While many people do not have to pay premiums for Part A, that does not mean it is free. Deductibles and coinsurance must be paid for services rendered in each benefit period. There are also lifetime reserve days to consider.

Part A covers 90 days in the hospital for any benefit period. After paying the deductible, the first 60 days are free to the beneficiary. In 2018, days 61 to 90 will require a coinsurance of $335 per day. After 90 days, the beneficiary will pay all costs out of pocket or otherwise dip into their lifetime reserve days. I this case, they will pay $670 per day for each lifetime reserve day. Each person has a maximum of 60 such days they can use over their lifetime.

Lifetime reserve days can be used in one hospital stay or across multiple stays. It depends on the needs of each person.

Lifetime Limits for Medicaid

Medicaid is jointly funded by the federal and state governments but is run by the states. While the federal government sets the minimum standards for Medicaid coverage, each state can propose changes to those standards through 1115 Medicaid waivers.

To date, Indiana and Kentucky have had waivers approved by the federal government to include work requirements for Medicaid eligibility. The idea is that "able-bodied" people should be encouraged to work. Doing so would increase the odds that they would gain access to employer-sponsored plans, instead of relying on Medicaid. Eight others states, including Arizona and Maine, have work requirement waivers pending.
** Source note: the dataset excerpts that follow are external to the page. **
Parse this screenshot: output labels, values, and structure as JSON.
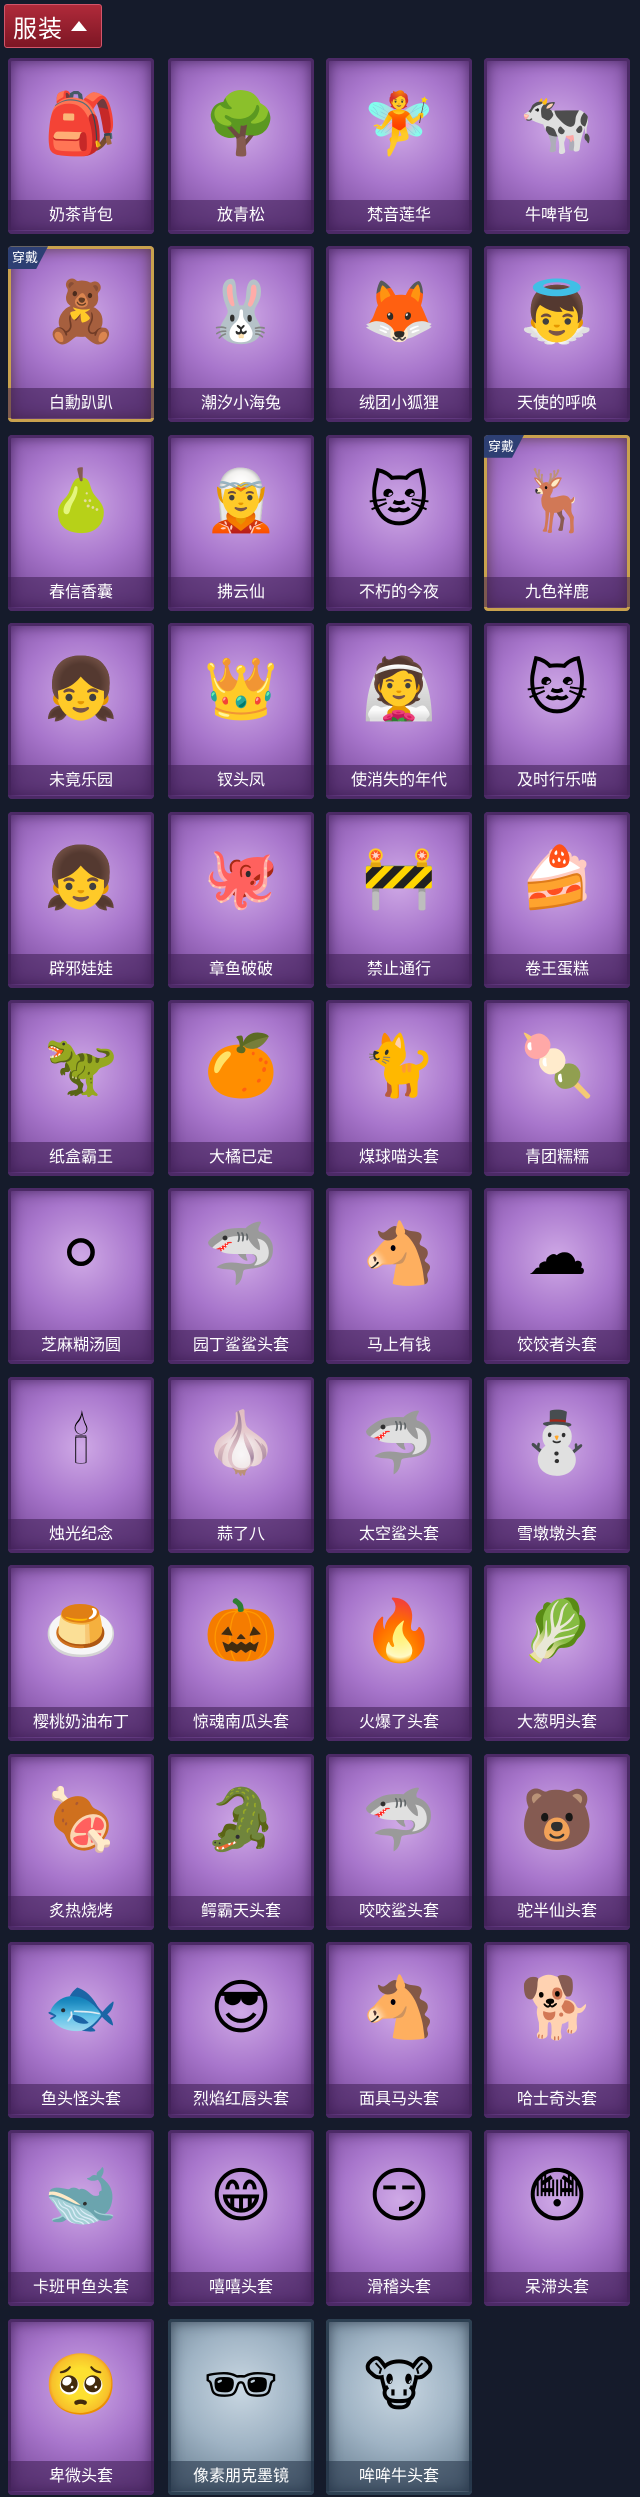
{
  "header": {
    "title": "服装"
  },
  "items": [
    {
      "name": "奶茶背包",
      "theme": "purple",
      "worn": false,
      "icon": "bag-icon"
    },
    {
      "name": "放青松",
      "theme": "purple",
      "worn": false,
      "icon": "bonsai-icon"
    },
    {
      "name": "梵音莲华",
      "theme": "purple",
      "worn": false,
      "icon": "doll-icon"
    },
    {
      "name": "牛啤背包",
      "theme": "purple",
      "worn": false,
      "icon": "barrel-icon"
    },
    {
      "name": "白勳趴趴",
      "theme": "purple",
      "worn": true,
      "badge": "穿戴",
      "icon": "bear-plush-icon"
    },
    {
      "name": "潮汐小海兔",
      "theme": "purple",
      "worn": false,
      "icon": "blue-rabbit-icon"
    },
    {
      "name": "绒团小狐狸",
      "theme": "purple",
      "worn": false,
      "icon": "fox-icon"
    },
    {
      "name": "天使的呼唤",
      "theme": "purple",
      "worn": false,
      "icon": "angel-icon"
    },
    {
      "name": "春信香囊",
      "theme": "purple",
      "worn": false,
      "icon": "sachet-icon"
    },
    {
      "name": "拂云仙",
      "theme": "purple",
      "worn": false,
      "icon": "fairy-icon"
    },
    {
      "name": "不朽的今夜",
      "theme": "purple",
      "worn": false,
      "icon": "pink-cat-icon"
    },
    {
      "name": "九色祥鹿",
      "theme": "purple",
      "worn": true,
      "badge": "穿戴",
      "icon": "deer-icon"
    },
    {
      "name": "未竟乐园",
      "theme": "purple",
      "worn": false,
      "icon": "girl-doll-icon"
    },
    {
      "name": "钗头凤",
      "theme": "purple",
      "worn": false,
      "icon": "crown-icon"
    },
    {
      "name": "使消失的年代",
      "theme": "purple",
      "worn": false,
      "icon": "veil-doll-icon"
    },
    {
      "name": "及时行乐喵",
      "theme": "purple",
      "worn": false,
      "icon": "cat-face-icon"
    },
    {
      "name": "辟邪娃娃",
      "theme": "purple",
      "worn": false,
      "icon": "girl-icon"
    },
    {
      "name": "章鱼破破",
      "theme": "purple",
      "worn": false,
      "icon": "octopus-icon"
    },
    {
      "name": "禁止通行",
      "theme": "purple",
      "worn": false,
      "icon": "barrier-icon"
    },
    {
      "name": "卷王蛋糕",
      "theme": "purple",
      "worn": false,
      "icon": "cake-icon"
    },
    {
      "name": "纸盒霸王",
      "theme": "purple",
      "worn": false,
      "icon": "dino-box-icon"
    },
    {
      "name": "大橘已定",
      "theme": "purple",
      "worn": false,
      "icon": "orange-icon"
    },
    {
      "name": "煤球喵头套",
      "theme": "purple",
      "worn": false,
      "icon": "black-cat-icon"
    },
    {
      "name": "青团糯糯",
      "theme": "purple",
      "worn": false,
      "icon": "green-ball-icon"
    },
    {
      "name": "芝麻糊汤圆",
      "theme": "purple",
      "worn": false,
      "icon": "dumpling-icon"
    },
    {
      "name": "园丁鲨鲨头套",
      "theme": "purple",
      "worn": false,
      "icon": "shark-bee-icon"
    },
    {
      "name": "马上有钱",
      "theme": "purple",
      "worn": false,
      "icon": "horse-icon"
    },
    {
      "name": "饺饺者头套",
      "theme": "purple",
      "worn": false,
      "icon": "cloud-dumpling-icon"
    },
    {
      "name": "烛光纪念",
      "theme": "purple",
      "worn": false,
      "icon": "candle-icon"
    },
    {
      "name": "蒜了八",
      "theme": "purple",
      "worn": false,
      "icon": "garlic-icon"
    },
    {
      "name": "太空鲨头套",
      "theme": "purple",
      "worn": false,
      "icon": "space-shark-icon"
    },
    {
      "name": "雪墩墩头套",
      "theme": "purple",
      "worn": false,
      "icon": "snowman-icon"
    },
    {
      "name": "樱桃奶油布丁",
      "theme": "purple",
      "worn": false,
      "icon": "pudding-icon"
    },
    {
      "name": "惊魂南瓜头套",
      "theme": "purple",
      "worn": false,
      "icon": "pumpkin-icon"
    },
    {
      "name": "火爆了头套",
      "theme": "purple",
      "worn": false,
      "icon": "fire-icon"
    },
    {
      "name": "大葱明头套",
      "theme": "purple",
      "worn": false,
      "icon": "scallion-icon"
    },
    {
      "name": "炙热烧烤",
      "theme": "purple",
      "worn": false,
      "icon": "bbq-icon"
    },
    {
      "name": "鳄霸天头套",
      "theme": "purple",
      "worn": false,
      "icon": "crocodile-icon"
    },
    {
      "name": "咬咬鲨头套",
      "theme": "purple",
      "worn": false,
      "icon": "shark-icon"
    },
    {
      "name": "驼半仙头套",
      "theme": "purple",
      "worn": false,
      "icon": "bear-glasses-icon"
    },
    {
      "name": "鱼头怪头套",
      "theme": "purple",
      "worn": false,
      "icon": "fish-head-icon"
    },
    {
      "name": "烈焰红唇头套",
      "theme": "purple",
      "worn": false,
      "icon": "yellow-mask-icon"
    },
    {
      "name": "面具马头套",
      "theme": "purple",
      "worn": false,
      "icon": "horse-mask-icon"
    },
    {
      "name": "哈士奇头套",
      "theme": "purple",
      "worn": false,
      "icon": "husky-icon"
    },
    {
      "name": "卡班甲鱼头套",
      "theme": "purple",
      "worn": false,
      "icon": "whale-icon"
    },
    {
      "name": "嘻嘻头套",
      "theme": "purple",
      "worn": false,
      "icon": "grin-emoji-icon"
    },
    {
      "name": "滑稽头套",
      "theme": "purple",
      "worn": false,
      "icon": "smirk-emoji-icon"
    },
    {
      "name": "呆滞头套",
      "theme": "purple",
      "worn": false,
      "icon": "flushed-emoji-icon"
    },
    {
      "name": "卑微头套",
      "theme": "purple",
      "worn": false,
      "icon": "pleading-emoji-icon"
    },
    {
      "name": "像素朋克墨镜",
      "theme": "blue",
      "worn": false,
      "icon": "pixel-sunglasses-icon"
    },
    {
      "name": "哞哞牛头套",
      "theme": "blue",
      "worn": false,
      "icon": "cow-icon"
    }
  ]
}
Now, five states are proposing lifetime requirements on benefits. Children, pregnant women and people with disabilities would be exempt from coverage limits. In fact, it seems that "able-bodied" Americans are being targeted by the states when it comes to lifetime limits.

Arizona and Maine have linked their lifetime limits to work requirements. The clock only starts ticking when people do not meet the work requirements for that state. Kansas, Utah, and Wisconsin are pursuing lifetime limits for childless adults whether or not they meet work requirements. Of note, many childless adults only became eligible for the program after Medicaid expansion.

State Work Requirements Duration
Arizona Yes 5 years
Kansas No 36 months
Maine Yes 36 months*
Utah No 5 years
Wisconsin No 48 months

*Maine aims to limit coverage to only three months during any 36-month period.

Concerns have been raised about these proposals.

First and foremost, not all low-wage employers offer health coverage. Even if someone meets the work requirements, they may not have access to other forms of health care. Lifetime limits would penalize people based on their employer's policies, something that is not within their control.

Others argue that Medicaid is intended to be a safety net, not a welfare program. People who are sick and in crisis could have their insurance coverage taken away when they need it most. It becomes a moral issue.

A Word From Verywell

In 2010, the ACA stopped private insurers from imposing lifetime limits on essential health benefits, although they could still impose limits on other services. Medicare limits how many hospital days it will cover. Now Medicaid may propose lifetime limits, too. Five states have submitted 1115 waivers to request changes to their Medicaid programs. Whether it relates to work requirements or to Medicaid expansion, people could soon face decreased access to health care.